The new pipeline – continued

So the general outline of the Phase 6 now looks like this: lock the “viswalls” list with R_LockSeg, get the next entry from it, unlock with R_UnlockSeg, check if the acquired wall entry hasn’t been drawn yet by the other CPU, draw it, if not. Repeat until the list is exhausted.

This works fine as the Doom renderer has zero overdraw and walls do not overlap. Avoiding a situation where one CPU could overdraw the work of the other.

Once the list is exhausted, the main CPU will then again wait for the secondary CPU to catch up (if necessary) and the secondary CPUs will then for any further commands.

Phase 7

The same approach as in Phase 6, but used for drawing floors and ceilings: lock, consume, unlock and draw. Again, the CPUs will then synchronise and will not move on to Phase 8 until both CPUs are done with Phase 7.

Phase 8

Okay, the sprites are a bit trickier. We can’t use the same approach here as sprites can overlap and objects closer to the camera can overdraw objects further away. We need to somehow ensure that whatever one CPU is drawing, the other can’t overdraw. need to split the load of drawing pixels at least roughly equally.
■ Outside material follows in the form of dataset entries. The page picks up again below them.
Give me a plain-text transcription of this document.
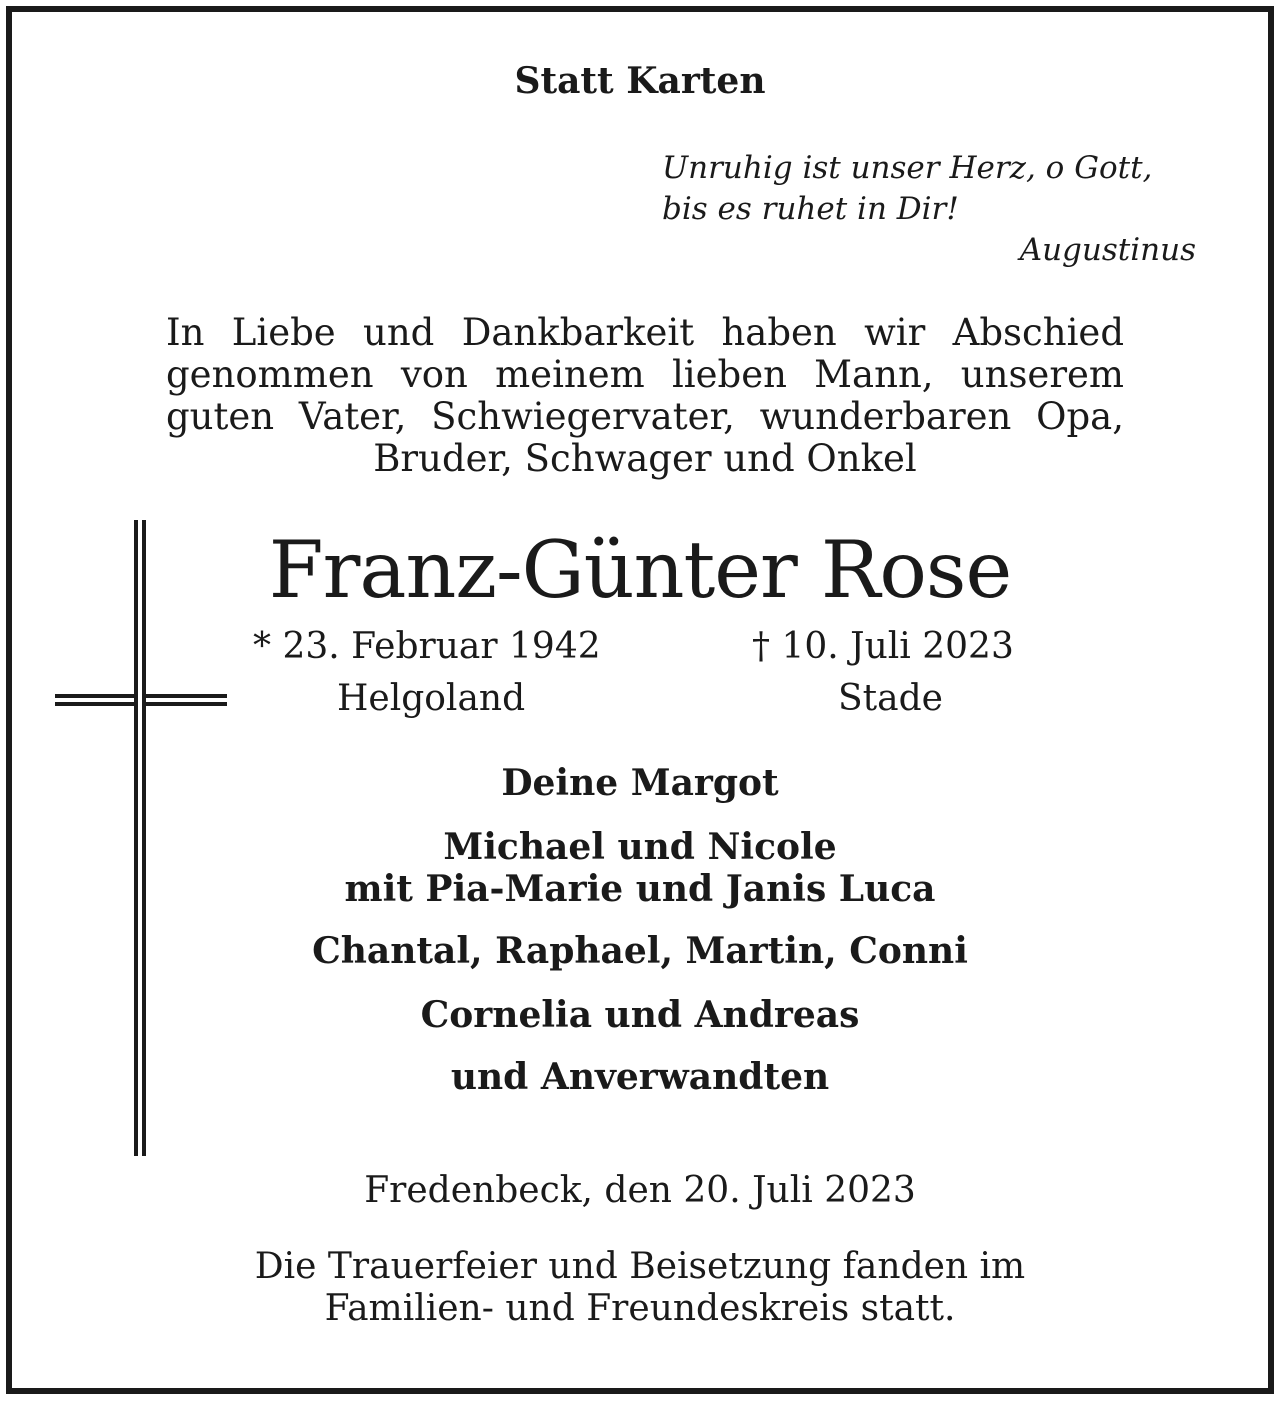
Statt Karten

Unruhig ist unser Herz, o Gott,

bis es ruhet in Dir!

Augustinus

In Liebe und Dankbarkeit haben wir Abschied
genommen von meinem lieben Mann, unserem
guten Vater, Schwiegervater, wunderbaren Opa,
Bruder, Schwager und Onkel

Franz-Günter Rose

* 23. Februar 1942

Helgoland

† 10. Juli 2023

Stade

Deine Margot

Michael und Nicole

mit Pia-Marie und Janis Luca

Chantal, Raphael, Martin, Conni

Cornelia und Andreas

und Anverwandten

Fredenbeck, den 20. Juli 2023

Die Trauerfeier und Beisetzung fanden im

Familien- und Freundeskreis statt.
There are multiple ways you can tackle this problem, but D32XR does this by attempting to find the mean x coordinate on the screen for sprites, so that what is to the left and to the right of this coordinate has 50% of all sprite pixels sans the weapon. It would be natural to assume that the coordinates in question are located in the middle of the screen, but often this is not the case.

In this scene, for example, the mean coordinate is located in the left part of screen, splitting the tree sprite roughly in half:

image

The main CPU will then proceed with rendering sprites to the left of the mean point, and the secondary CPU - the sprites to the right, while also clipping them to avoid the overdraw. This ensures that each CPU does a roughly equal amount of work.